The cost-of-living adjustment, or COLA, for retirees translates to an average increase of more than $50 for retirees every month, agency officials said.
About 72.5 million people, including retirees, disabled people and children, get Social Security benefit.
But even before the announcement, retirees voiced concern that the increase would not be enough to counter rising costs.
Sherri Myers, an 82-year-old retiree from Pensacola City, Florida, is now hoping to get an hourly job at Walmart to help make ends meet.
“I would like to eat good but I can’t. When I’m at the grocery store, I just walk past the vegetables because they are too expensive. I have to be very selective about what I eat — even McDonald’s is expensive,” she said.

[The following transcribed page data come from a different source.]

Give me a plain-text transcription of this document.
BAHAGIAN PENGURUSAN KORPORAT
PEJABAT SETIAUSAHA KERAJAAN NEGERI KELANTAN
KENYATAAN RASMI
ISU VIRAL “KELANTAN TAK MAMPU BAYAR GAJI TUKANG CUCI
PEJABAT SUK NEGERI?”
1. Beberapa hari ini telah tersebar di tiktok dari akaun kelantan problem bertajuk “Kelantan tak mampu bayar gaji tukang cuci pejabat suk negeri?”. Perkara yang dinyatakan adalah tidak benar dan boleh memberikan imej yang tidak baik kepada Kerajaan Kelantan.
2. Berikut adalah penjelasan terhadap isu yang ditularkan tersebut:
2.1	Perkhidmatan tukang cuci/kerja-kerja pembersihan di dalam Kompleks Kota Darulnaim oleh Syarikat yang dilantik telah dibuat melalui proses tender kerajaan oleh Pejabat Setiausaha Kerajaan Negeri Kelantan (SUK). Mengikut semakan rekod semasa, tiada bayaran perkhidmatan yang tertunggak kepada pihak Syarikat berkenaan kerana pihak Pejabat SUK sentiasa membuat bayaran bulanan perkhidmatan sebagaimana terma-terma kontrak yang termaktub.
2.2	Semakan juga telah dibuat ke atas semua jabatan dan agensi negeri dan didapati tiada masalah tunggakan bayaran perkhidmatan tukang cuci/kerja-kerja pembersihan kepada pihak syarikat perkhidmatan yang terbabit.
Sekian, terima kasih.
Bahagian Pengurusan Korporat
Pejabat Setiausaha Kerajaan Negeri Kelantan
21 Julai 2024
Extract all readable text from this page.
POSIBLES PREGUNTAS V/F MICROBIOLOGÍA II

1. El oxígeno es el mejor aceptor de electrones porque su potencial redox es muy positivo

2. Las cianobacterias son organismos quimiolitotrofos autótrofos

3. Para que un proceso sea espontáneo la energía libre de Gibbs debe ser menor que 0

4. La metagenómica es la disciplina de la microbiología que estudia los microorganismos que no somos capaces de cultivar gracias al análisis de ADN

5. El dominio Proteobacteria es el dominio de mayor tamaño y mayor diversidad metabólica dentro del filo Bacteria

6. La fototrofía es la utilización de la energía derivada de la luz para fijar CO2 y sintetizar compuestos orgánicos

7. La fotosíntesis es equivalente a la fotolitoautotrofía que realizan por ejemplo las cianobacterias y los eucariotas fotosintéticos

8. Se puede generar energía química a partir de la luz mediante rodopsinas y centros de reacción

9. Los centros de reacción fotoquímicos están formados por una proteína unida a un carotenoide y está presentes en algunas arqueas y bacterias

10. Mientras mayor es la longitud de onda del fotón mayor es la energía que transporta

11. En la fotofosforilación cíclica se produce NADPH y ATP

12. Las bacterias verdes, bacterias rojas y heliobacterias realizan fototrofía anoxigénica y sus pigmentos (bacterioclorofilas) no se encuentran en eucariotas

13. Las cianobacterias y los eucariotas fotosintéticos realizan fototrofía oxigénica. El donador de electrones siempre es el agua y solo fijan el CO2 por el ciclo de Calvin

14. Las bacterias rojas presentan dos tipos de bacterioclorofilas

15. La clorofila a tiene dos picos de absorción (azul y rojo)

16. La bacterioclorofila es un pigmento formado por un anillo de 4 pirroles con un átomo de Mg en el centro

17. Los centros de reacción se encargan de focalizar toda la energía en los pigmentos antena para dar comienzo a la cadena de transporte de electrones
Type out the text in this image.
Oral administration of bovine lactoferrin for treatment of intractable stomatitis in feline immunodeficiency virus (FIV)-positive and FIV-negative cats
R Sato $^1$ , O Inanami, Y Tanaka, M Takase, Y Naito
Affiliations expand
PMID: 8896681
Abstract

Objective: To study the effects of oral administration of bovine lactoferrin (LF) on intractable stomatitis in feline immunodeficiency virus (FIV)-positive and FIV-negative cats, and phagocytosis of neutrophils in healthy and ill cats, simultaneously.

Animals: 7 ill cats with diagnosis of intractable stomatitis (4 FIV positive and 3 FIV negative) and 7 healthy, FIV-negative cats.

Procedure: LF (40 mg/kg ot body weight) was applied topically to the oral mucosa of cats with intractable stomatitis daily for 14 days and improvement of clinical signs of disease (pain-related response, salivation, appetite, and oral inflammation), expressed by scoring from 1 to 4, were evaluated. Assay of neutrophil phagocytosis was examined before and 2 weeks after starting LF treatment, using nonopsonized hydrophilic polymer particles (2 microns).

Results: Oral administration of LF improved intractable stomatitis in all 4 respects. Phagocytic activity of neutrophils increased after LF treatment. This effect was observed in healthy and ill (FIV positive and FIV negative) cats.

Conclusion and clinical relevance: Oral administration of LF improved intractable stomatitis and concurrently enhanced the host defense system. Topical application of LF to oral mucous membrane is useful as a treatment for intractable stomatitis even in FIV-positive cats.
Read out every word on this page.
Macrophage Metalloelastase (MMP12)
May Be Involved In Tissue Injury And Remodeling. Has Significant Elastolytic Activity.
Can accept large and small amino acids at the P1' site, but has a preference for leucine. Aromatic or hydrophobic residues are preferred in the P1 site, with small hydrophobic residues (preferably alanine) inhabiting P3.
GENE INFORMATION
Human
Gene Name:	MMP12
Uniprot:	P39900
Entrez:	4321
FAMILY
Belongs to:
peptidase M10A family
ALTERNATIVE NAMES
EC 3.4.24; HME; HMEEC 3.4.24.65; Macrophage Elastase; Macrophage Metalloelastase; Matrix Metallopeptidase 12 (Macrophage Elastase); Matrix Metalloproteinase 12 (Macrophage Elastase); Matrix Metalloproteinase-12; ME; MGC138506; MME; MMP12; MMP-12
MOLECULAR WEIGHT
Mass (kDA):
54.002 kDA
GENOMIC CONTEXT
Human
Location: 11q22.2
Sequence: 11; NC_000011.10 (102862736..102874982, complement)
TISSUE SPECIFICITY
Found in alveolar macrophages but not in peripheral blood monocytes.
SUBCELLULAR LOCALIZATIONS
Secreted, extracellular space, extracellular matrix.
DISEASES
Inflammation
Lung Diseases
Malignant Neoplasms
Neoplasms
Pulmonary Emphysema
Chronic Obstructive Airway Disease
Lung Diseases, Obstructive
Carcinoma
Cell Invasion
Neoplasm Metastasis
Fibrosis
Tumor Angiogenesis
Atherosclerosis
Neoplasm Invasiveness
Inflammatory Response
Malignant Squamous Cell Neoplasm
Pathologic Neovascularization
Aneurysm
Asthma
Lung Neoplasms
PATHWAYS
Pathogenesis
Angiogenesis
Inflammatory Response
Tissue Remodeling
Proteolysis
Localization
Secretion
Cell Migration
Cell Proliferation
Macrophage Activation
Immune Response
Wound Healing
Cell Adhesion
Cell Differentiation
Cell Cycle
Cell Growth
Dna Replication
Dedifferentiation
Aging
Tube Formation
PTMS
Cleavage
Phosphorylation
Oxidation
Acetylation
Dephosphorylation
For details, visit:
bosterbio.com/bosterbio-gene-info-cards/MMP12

Recipients received a 3.2% increase in their benefits in 2024, after a historically large 8.7% benefit increase in 2023, brought on by record 40-year-high inflation.
The smaller increase for 2025 reflects moderating inflation.
Social Security Commissioner Martin O’Malley told The Associated Press that the upcoming increase will provide a measure of relief for recipients as inflation has cooled and the agency serves a record number of retirees while funding is at a historic low.
His message to those who feel that the adjustment is not enough: “They’re not wrong.”
”I’ve heard the stories and it is a struggle for seniors," he said, adding that "in their older years, they have to spend their money on a different array of costs and expenses, including prescription drugs.”
The agency will begin notifying recipients about their new benefit amount by mail starting in early December. Adjusted payments to nearly 7.5 million people receiving Supplemental Security Income will begin on December 31.
The program is financed by payroll taxes collected from workers and their employers and that is slated to increase to $176,100. The maximum amount of earnings subject to Social Security payroll taxes was $168,600 for 2024, up from $160,200 in 2023.
The announcement comes as the national social insurance plan faces a severe financial shortfall in the coming years.
The annual Social Security and Medicare trustees report released in May said the program’s trust fund will be unable to pay full benefits beginning in 2035. If the trust fund is depleted, the government will be able to pay only 83% of scheduled benefits, the report said.